The main talk of the week in the U.S. centered around the let-up in the operational delays caused by fog in the Houston area, and yet another week of seemingly unpredictable EIA inventory numbers being published. I would normally expect fog delays to reduce exports and increase potential inventory levels, but exports remained the same as in previous weeks and this added to the momentum behind a slightly higher draw than most players had expected. I also believe that the bulk of players in Mont Belvieu have given up on a late, and prolonged, cold spell impacting propane relationships, especially as we see the propane to WTI ratio struggle to get much above 30%.
More surprise seemed to be aimed at the delta developing between the value of propane in TET (LST) and Targa (Other Non-TET) against Enterprise (Non-TET)barrels. The move has gone as far as 4.5 cents/ gallon ($25/ Mt), and probably results from the reduction in exports due to the fog, which might not be showing-up so much in the EIA weekly numbers, but it is influencing demand for barrels. Add in the ability of Enterprise to process previously accumulated Y-grade barrels through their new fractionation facility, and supply within the Enterprise system is clearly outstripping demand. It only looks like a short-term phenomenon, but it again it has a slightly bearish tone to it.

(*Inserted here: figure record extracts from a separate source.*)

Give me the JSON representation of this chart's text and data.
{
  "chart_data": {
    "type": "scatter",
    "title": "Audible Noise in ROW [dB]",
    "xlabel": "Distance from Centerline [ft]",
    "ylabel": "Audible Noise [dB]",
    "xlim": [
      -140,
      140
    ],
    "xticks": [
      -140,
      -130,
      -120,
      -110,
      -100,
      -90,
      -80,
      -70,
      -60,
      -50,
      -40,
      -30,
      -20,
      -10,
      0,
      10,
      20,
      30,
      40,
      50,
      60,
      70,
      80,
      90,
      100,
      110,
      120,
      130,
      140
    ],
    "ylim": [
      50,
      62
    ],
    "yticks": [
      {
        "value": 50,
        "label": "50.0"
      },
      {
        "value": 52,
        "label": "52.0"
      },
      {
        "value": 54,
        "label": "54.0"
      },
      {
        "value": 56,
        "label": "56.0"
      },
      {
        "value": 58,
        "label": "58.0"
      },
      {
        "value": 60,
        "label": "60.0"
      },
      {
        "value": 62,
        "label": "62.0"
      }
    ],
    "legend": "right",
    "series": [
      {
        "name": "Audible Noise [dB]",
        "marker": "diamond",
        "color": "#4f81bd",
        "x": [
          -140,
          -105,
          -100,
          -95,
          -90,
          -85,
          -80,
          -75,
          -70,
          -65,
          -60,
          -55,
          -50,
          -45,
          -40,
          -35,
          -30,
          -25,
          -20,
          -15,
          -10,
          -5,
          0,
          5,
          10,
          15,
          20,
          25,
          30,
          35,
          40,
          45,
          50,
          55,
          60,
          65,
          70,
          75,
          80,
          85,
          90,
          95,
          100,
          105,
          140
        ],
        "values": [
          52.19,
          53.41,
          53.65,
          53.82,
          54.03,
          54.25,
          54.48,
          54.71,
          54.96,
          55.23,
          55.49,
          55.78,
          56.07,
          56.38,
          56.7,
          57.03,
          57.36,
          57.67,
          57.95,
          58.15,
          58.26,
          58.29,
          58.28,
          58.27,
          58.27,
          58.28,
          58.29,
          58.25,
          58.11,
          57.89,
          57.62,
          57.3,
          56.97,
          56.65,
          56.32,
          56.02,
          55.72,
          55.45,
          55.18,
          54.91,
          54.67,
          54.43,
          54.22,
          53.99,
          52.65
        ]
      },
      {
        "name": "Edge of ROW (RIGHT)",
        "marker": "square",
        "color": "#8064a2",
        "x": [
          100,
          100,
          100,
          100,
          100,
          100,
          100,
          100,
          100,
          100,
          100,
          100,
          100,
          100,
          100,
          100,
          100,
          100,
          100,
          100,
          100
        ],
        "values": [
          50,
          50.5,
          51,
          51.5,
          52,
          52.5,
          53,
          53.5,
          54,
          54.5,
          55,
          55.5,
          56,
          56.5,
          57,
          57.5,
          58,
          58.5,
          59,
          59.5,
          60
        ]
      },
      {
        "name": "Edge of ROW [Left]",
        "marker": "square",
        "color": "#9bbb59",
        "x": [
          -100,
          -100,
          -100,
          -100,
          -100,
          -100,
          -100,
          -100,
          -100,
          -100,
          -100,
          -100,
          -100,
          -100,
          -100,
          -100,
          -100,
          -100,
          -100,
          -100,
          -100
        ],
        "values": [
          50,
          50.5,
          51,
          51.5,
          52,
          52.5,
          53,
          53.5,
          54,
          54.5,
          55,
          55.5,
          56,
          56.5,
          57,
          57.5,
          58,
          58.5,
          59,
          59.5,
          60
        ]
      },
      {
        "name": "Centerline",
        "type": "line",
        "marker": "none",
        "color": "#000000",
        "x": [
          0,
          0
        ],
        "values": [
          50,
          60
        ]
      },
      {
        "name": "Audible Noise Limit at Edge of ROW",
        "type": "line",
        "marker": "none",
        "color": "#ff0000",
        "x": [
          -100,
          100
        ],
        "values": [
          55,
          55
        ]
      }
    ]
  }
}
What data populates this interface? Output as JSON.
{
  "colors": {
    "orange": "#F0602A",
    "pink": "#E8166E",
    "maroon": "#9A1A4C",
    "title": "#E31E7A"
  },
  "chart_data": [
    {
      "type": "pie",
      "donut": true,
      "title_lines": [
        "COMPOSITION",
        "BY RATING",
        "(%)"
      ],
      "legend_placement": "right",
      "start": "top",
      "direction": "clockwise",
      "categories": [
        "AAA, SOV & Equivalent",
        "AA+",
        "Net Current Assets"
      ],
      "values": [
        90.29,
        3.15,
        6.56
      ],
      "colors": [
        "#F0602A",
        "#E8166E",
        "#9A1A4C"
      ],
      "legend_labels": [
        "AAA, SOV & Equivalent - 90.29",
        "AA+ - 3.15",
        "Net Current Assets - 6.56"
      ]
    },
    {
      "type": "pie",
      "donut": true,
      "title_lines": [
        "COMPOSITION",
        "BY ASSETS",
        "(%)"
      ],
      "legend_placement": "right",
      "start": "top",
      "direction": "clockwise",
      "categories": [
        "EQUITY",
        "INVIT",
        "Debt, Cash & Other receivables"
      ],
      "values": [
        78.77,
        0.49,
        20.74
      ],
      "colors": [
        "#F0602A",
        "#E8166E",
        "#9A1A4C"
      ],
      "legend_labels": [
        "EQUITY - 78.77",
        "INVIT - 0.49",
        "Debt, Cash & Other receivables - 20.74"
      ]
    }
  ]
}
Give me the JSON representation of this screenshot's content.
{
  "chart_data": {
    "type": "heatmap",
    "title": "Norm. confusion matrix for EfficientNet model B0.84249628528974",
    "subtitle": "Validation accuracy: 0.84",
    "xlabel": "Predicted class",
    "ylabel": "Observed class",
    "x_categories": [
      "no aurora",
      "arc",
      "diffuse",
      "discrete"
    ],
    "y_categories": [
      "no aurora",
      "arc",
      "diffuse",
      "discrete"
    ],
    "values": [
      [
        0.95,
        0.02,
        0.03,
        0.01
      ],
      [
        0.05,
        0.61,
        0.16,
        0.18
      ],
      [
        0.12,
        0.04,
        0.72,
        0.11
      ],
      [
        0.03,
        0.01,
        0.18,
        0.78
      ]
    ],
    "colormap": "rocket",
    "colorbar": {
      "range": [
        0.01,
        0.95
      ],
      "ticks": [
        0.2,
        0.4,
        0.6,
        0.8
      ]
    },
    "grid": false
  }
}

This has all meant that the ARB to Asia netback has stood up reasonably well for February, in and around the 20 cents/ gallon mark, but as we look ahead to March and April the levels decline significantly. What is still a concern, is that whatever your view is on production growth this year in the U.S., the impact of more fractionation capacity, and therefore more barrels available for export, it’s still the export slots and the continued lack of them appearing as promised, that’s going to dictate what is really about to happen to the international LPG market. I believe we will enter the stock-building season well above levels of recent years, we’re already pressing close to the highest weekly stocks for five years, so the pressure is still going to be on exports and if export capacity is not there, there’s no upside for me in U.S. LPG values. Of course I might be wrong, but I’ve not seen any reason to doubt my view, not yet anyway.